А то все повально влюбленные в Беллу грузинские поэты поют под окнами.

Или Евтушенко, не порывающий отношений, вдруг привозит Светлова и Кривицкого. Мы втроем – Княжинский, Ильенко и я – тем временем злобно отсиживаемся в ванной, чтобы не встречаться со справедливо не любящим нас поэтом. Но когда он увезет Светлова, мы все-таки легализуемся.

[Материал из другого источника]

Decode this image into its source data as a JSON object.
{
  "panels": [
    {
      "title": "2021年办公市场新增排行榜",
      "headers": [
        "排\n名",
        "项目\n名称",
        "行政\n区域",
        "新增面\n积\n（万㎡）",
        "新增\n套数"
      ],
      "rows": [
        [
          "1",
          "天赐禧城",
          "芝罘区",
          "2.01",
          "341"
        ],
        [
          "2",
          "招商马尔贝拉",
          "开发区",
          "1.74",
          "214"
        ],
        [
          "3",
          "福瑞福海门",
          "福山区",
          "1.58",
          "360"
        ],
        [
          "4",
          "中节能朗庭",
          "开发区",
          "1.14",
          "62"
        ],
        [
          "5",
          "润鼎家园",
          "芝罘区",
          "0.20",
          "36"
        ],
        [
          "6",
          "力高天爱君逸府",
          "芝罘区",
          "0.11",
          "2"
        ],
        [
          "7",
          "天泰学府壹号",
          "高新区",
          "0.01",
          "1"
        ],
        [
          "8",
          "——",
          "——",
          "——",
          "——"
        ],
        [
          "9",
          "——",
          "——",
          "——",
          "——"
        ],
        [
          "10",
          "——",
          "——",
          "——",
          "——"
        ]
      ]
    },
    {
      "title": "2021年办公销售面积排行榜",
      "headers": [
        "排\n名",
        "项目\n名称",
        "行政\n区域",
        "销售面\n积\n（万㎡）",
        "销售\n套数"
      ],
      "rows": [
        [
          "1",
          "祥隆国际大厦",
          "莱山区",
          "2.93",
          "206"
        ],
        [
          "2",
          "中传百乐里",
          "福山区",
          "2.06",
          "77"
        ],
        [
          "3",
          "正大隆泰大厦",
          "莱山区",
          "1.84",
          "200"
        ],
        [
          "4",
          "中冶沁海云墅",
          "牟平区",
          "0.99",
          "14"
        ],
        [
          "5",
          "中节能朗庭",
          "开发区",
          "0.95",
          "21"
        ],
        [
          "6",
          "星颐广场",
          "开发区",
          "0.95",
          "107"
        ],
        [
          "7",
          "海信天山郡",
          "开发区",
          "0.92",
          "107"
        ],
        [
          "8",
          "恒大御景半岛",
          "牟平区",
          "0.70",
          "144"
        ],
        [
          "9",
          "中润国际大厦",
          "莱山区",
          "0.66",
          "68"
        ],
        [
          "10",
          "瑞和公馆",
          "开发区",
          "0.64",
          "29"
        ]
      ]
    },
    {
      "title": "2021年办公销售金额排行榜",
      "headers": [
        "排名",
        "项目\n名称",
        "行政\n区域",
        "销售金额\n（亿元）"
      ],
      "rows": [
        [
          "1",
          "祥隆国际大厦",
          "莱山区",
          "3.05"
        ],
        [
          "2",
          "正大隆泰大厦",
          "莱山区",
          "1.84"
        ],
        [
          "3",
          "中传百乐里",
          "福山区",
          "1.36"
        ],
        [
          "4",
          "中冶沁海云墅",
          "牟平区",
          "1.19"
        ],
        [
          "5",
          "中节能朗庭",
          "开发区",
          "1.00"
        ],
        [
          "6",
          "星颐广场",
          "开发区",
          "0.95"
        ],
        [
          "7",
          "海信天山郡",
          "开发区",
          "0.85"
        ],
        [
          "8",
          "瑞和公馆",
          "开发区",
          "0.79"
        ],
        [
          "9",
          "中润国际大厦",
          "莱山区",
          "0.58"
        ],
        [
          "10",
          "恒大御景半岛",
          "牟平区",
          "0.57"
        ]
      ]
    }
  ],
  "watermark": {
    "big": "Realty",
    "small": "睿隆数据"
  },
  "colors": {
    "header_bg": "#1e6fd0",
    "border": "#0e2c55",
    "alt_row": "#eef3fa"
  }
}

Оказывается, Кривицкий остался, и он всю ночь – со смердяковским выражением лица – рассказывает нам настоящую правду о воспетом им подвиге 28-ти панфиловцев.

А то откуда-то, как-то сам по себе появляется одноглазый поэт Досталь и учит нас песне “Цветет сахалинская рожь, бежит под деревьями еж, а вот разъедемся мы, а вот тогда ты от горя запьешь…”…

Очень скоро мы привели на Новоподмосковную Шпаликова, и, конечно, он не мог Белле не понравиться.

На Песчаной – все песчанно,Лето, рвы, газопровод.Белла с белыми плечами,Пятьдесят девятый год.Белле челочка идет.

Почему на Песчаной?

Но “Песчаной – песчанно”, как и “Белла – белыми”, как же это пропустить?

Первая строфа там замечательная:

То ли страсти поутихли,То ли не было страстей, –Потерялись в этом вихреИ пропали без вестейЛюди первых повестей.

На мой взгляд, Гена не очень умел писать стихи. Рифмовал, как хотел, переиначивал слова, если надо было срифмовать, произвольно ломал ритм. Но ему это и не было нужно. Он был талант, он был поэт, и всё тут. И он был поэт не только потому, что писал стихи.